The grinding nature of the debate and the tight congressional schedule also worked in the providers’ favor. House Speaker Nancy Pelosi, tired of infighting among powerful committee leaders, forced Ways and Means Chair Richard Neal (D-Mass.) back to the negotiating table just days after he said he wanted to punt on addressing sky-high medical bills until next year, according to multiple sources. Neal’s efforts were essential to making the bill more friendly to doctors and hospitals.

The fighting won’t end once the legislation is signed. Since the federal health agencies will have the ultimate say in how the mediation system works, the special interest lobbying will turn next to the executive branch, where the incoming Biden administration will be in charge of writing the rules. And the legislation still doesn’t bar ground ambulances from sending massive bills to insured patients.
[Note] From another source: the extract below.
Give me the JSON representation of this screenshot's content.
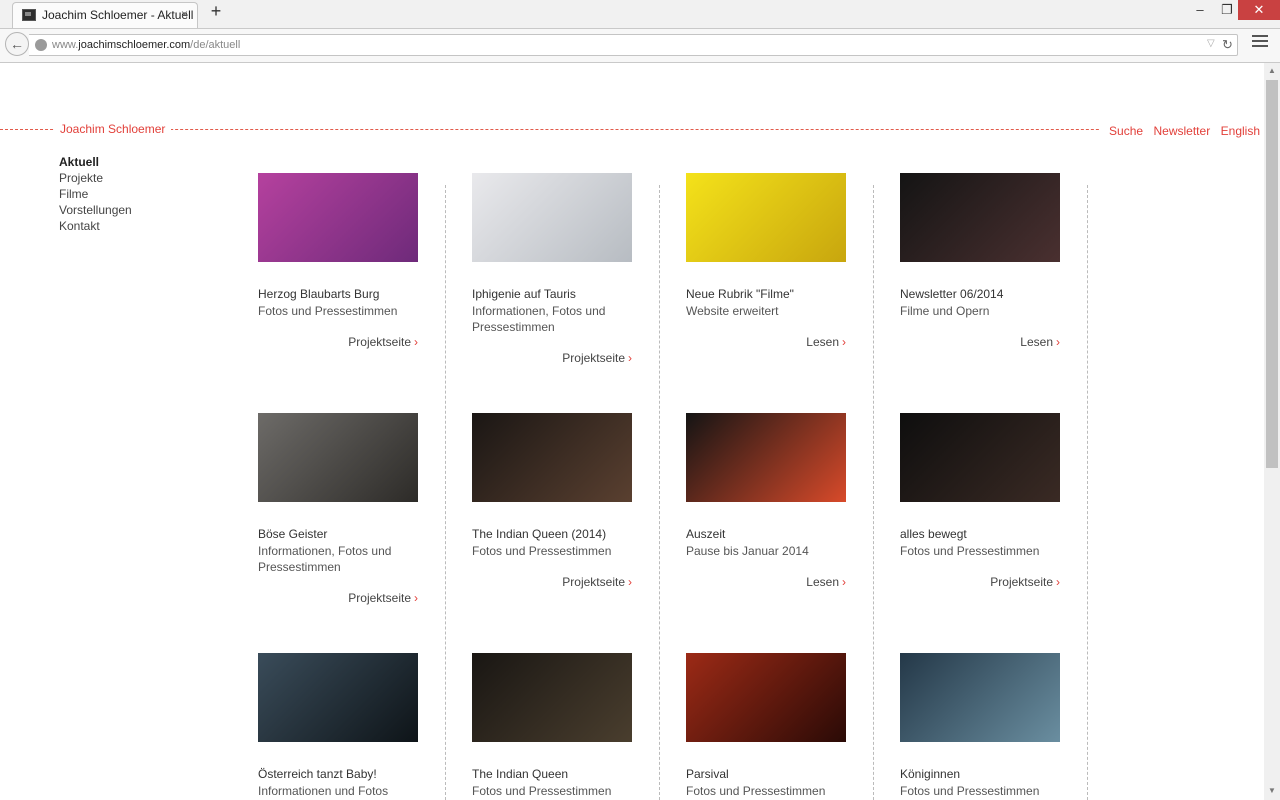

“Who ultimately wins and loses is something we’ll not know for years,” said Benedic Ippolito, an economist with the conservative-leaning American Enterprise Institute who consulted with key health committees on the legislation. “And what I worry about is, what does an arbitration system look like in five to 10 years when this isn’t under a microscope?”

The spending deal puts guardrails in place. Mediators can’t weigh the sky-high charges providers bill when settling on the amount insurers will have to pay for their customers’ out-of-network care. But arbitrators also can’t consider Medicare rates, which employer groups and others wanted to serve as the price peg in order to curb costs.

Loren Adler, who also consulted with Congress on the reforms as associate director for the USC-Brookings Schaeffer Initiative for Health Policy, is optimistic the system will work out as envisioned. While an arbiter adds complexity to the process, he sees the rules Congress put in place as sufficient to keep costs in check.

For instance, he noted, providers have to space out their appeals of settlements, meaning their incomes would dry up if they fought every payment. “It’s unclear how a provider can game the process,” Adler said.

House Energy and Commerce Chair Frank Pallone (D-N.J.), who helped steer the reforms over the past 18 months, heralded the compromise as “the biggest victory for consumers” since Obamacare for the way it relieves patients from having to worry about getting shocked with a huge bill.

And though surprise billing headlined a host of patient protection reforms originally pushed by Senate health committee Chair Lamar Alexander (R-Tenn.) and ranking member Patty Murray (D-Wash.), other policy changes aimed at stopping anti-competitive practices among health insurers, hospitals, prescription drug middlemen and the pharmaceutical industry were either watered down or axed — to the chagrin of employer and patient groups that badly wanted them.

“They folded on every single issue that mattered to those of us who actually wanted to lower health care costs,” one employer lobbyist said.